Após três meses de água, durante os quais o sol só fez breves aparições, os moradores de Florianópolis voltaram a levar a sério um dito dos antigos nativos: "Quando chove na lua cheia de agosto, seguem-se sete meses de chuva".
Formada por bairros separados uns dos outros por morros, lagoas, rios, matas e mangues, a capital catarinense se tornou um conjunto de ilhas dentro da ilha. Deslizamentos de terra, enchentes, estradas bloqueadas, aulas suspensas na rede pública: cada um fica no seu canto esperando que a terrível profecia não se cumpra.
Na Lagoa da Conceição, onde moro, a rotina mudou radicalmente. Ruas desertas, sem os habituais caminhantes matinais, sem ciclistas, sem os desocupados que matam tempo nos cafés, sem os pequenos congestionamentos rumo às praias da Joaquina, Mole e Campeche.

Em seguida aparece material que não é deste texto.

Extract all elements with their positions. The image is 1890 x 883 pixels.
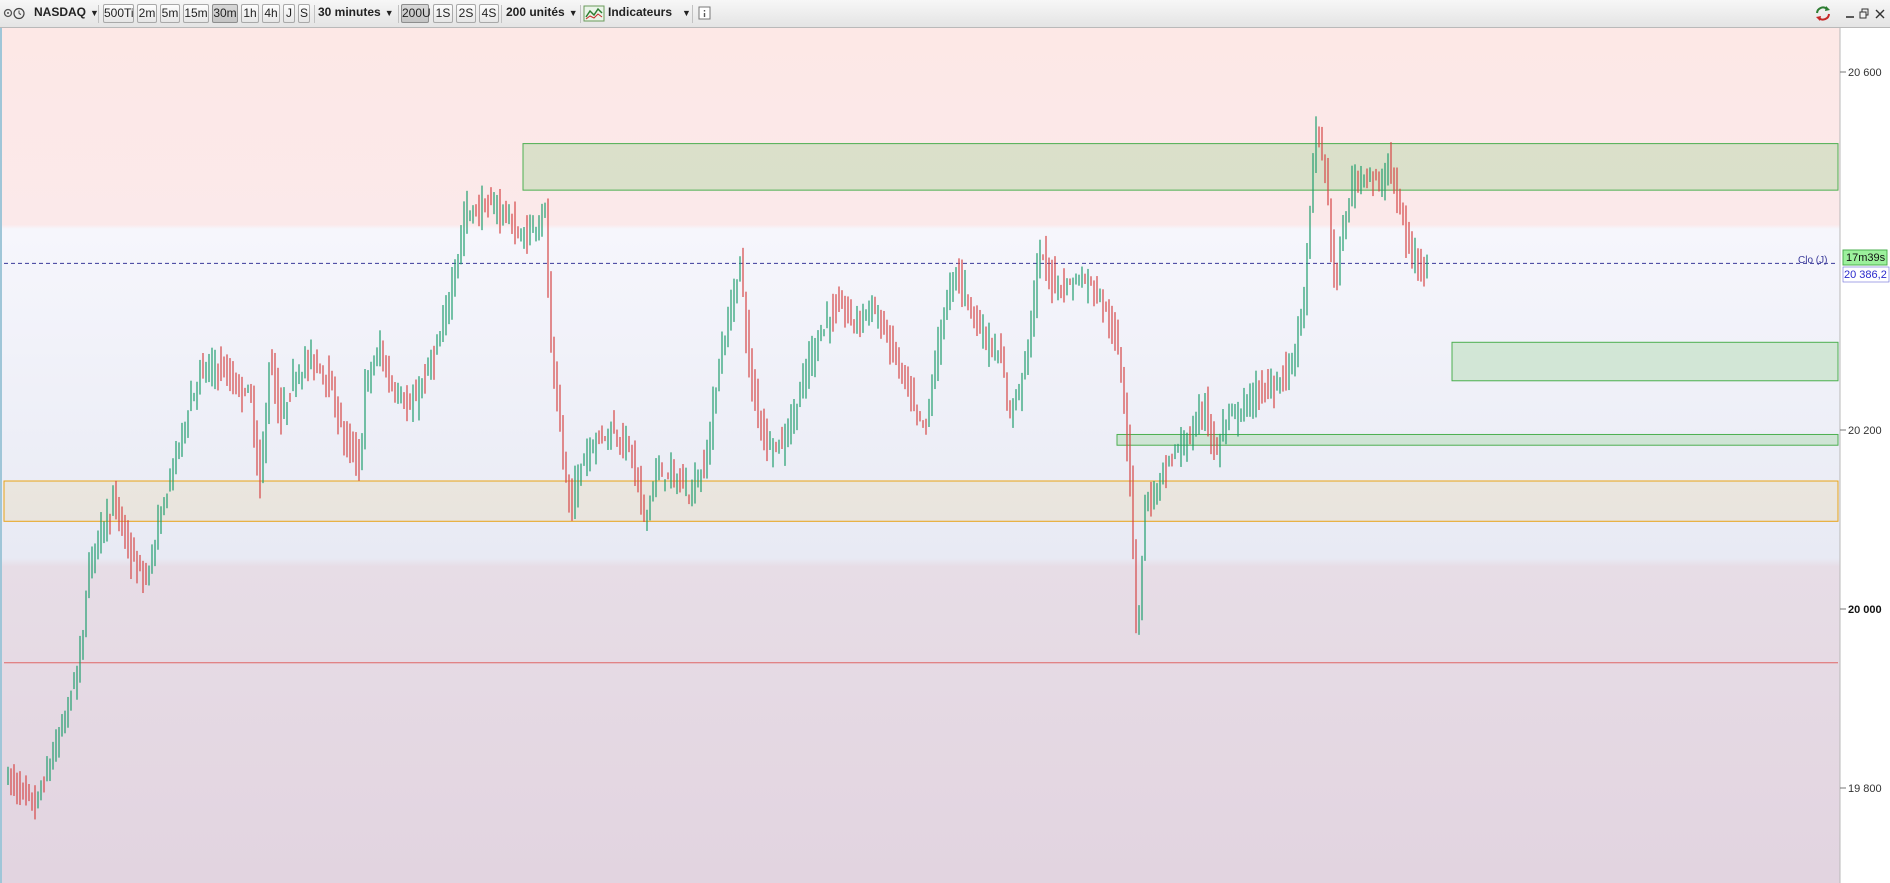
instrument-label: NASDAQ bbox=[34, 5, 87, 19]
restore-icon[interactable] bbox=[1858, 4, 1870, 23]
timeframe-button-j[interactable]: J bbox=[283, 4, 295, 23]
timeframe-button-4h[interactable]: 4h bbox=[262, 4, 280, 23]
unit-button-4s[interactable]: 4S bbox=[479, 4, 499, 23]
timeframe-button-s[interactable]: S bbox=[298, 4, 310, 23]
zone-green[interactable] bbox=[522, 143, 1839, 191]
instrument-select[interactable]: NASDAQ ▼ bbox=[34, 4, 99, 23]
info-icon[interactable] bbox=[698, 4, 711, 23]
unit-button-1s[interactable]: 1S bbox=[433, 4, 453, 23]
price-chart[interactable]: 20 600 20 200 20 000 19 800 Clo (J) 17m3… bbox=[0, 28, 1890, 883]
close-icon[interactable] bbox=[1874, 4, 1886, 23]
zone-orange[interactable] bbox=[3, 480, 1839, 522]
price-tick-label: 20 000 bbox=[1848, 604, 1882, 616]
zone-green[interactable] bbox=[1451, 341, 1839, 382]
price-tick-label: 19 800 bbox=[1848, 783, 1882, 795]
price-tick-label: 20 200 bbox=[1848, 425, 1882, 437]
timeframe-button-15m[interactable]: 15m bbox=[183, 4, 209, 23]
units-select[interactable]: 200 unités ▼ bbox=[506, 4, 578, 23]
sync-icon[interactable] bbox=[1814, 4, 1832, 23]
indicators-dropdown[interactable]: ▼ bbox=[678, 4, 692, 23]
timeframe-button-2m[interactable]: 2m bbox=[137, 4, 157, 23]
period-select-label: 30 minutes bbox=[318, 5, 381, 19]
close-line-label: Clo (J) bbox=[1798, 255, 1827, 266]
price-axis-panel bbox=[1840, 28, 1890, 883]
timeframe-button-30m[interactable]: 30m bbox=[212, 4, 238, 23]
timeframe-button-1h[interactable]: 1h bbox=[241, 4, 259, 23]
units-select-label: 200 unités bbox=[506, 5, 565, 19]
chart-settings-icon[interactable] bbox=[3, 4, 13, 23]
price-tick-label: 20 600 bbox=[1848, 67, 1882, 79]
last-price-label: 20 386,2 bbox=[1844, 269, 1887, 281]
indicators-icon[interactable] bbox=[583, 4, 605, 23]
timeframe-button-500ti[interactable]: 500Ti bbox=[103, 4, 134, 23]
clock-icon[interactable] bbox=[13, 4, 25, 23]
unit-button-2s[interactable]: 2S bbox=[456, 4, 476, 23]
chart-toolbar: NASDAQ ▼ 500Ti 2m 5m 15m 30m 1h 4h J S 30… bbox=[0, 0, 1890, 28]
minimize-icon[interactable] bbox=[1844, 4, 1856, 23]
chevron-down-icon: ▼ bbox=[384, 8, 394, 18]
timeframe-button-5m[interactable]: 5m bbox=[160, 4, 180, 23]
period-select[interactable]: 30 minutes ▼ bbox=[318, 4, 396, 23]
countdown-timer: 17m39s bbox=[1846, 252, 1886, 264]
unit-button-200u[interactable]: 200U bbox=[401, 4, 431, 23]
chevron-down-icon: ▼ bbox=[568, 8, 578, 18]
zone-green[interactable] bbox=[1116, 433, 1839, 446]
chevron-down-icon: ▼ bbox=[682, 8, 691, 18]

Os moradores do bairro, refiro-me ao "centrinho" da Lagoa, só saem de casa em pequenas corridas ao supermercado, à farmácia ou aos restaurantes a quilo quando a chuva amaina. Esgueiram-se sob marquises, chafurdam nas poças e, quando se encontram, só têm um assunto: a chuva, as goteiras, as quedas de energia, a roupa mofada.
Os turistas vão contrariados de um café a outro, olhando com desânimo para o céu carregado.
Uma amiga, dona de agência de viagens, diz não agüentar mais as reclamações dos visitantes. Sem um órgão público de apoio, eles invadem a agência para reclamar. Um dinamarquês chegou a dizer, brandindo um guia: "Fui enganado. Aqui diz que a cidade é linda e cheia de opções".
Mas o desapontamento dos turistas é a face mais leve de um baixo-astral generalizado que domina a ilha de Santa Catarina, ao lado da preocupação com tragédias maiores, tais como as que acometem as cidades do vale do Itajaí.
As lembranças do dilúvio de 1983, do apagão de 2003 e do ciclone Catarina (2004) continuam vivas entre os moradores. Para muitos, a chuva atual é mais uma praga que a natureza manda de quando em quando para matizar a imagem paradisíaca deste privilegiado "pedacinho de terra perdido no mar", como canta o hino da cidade.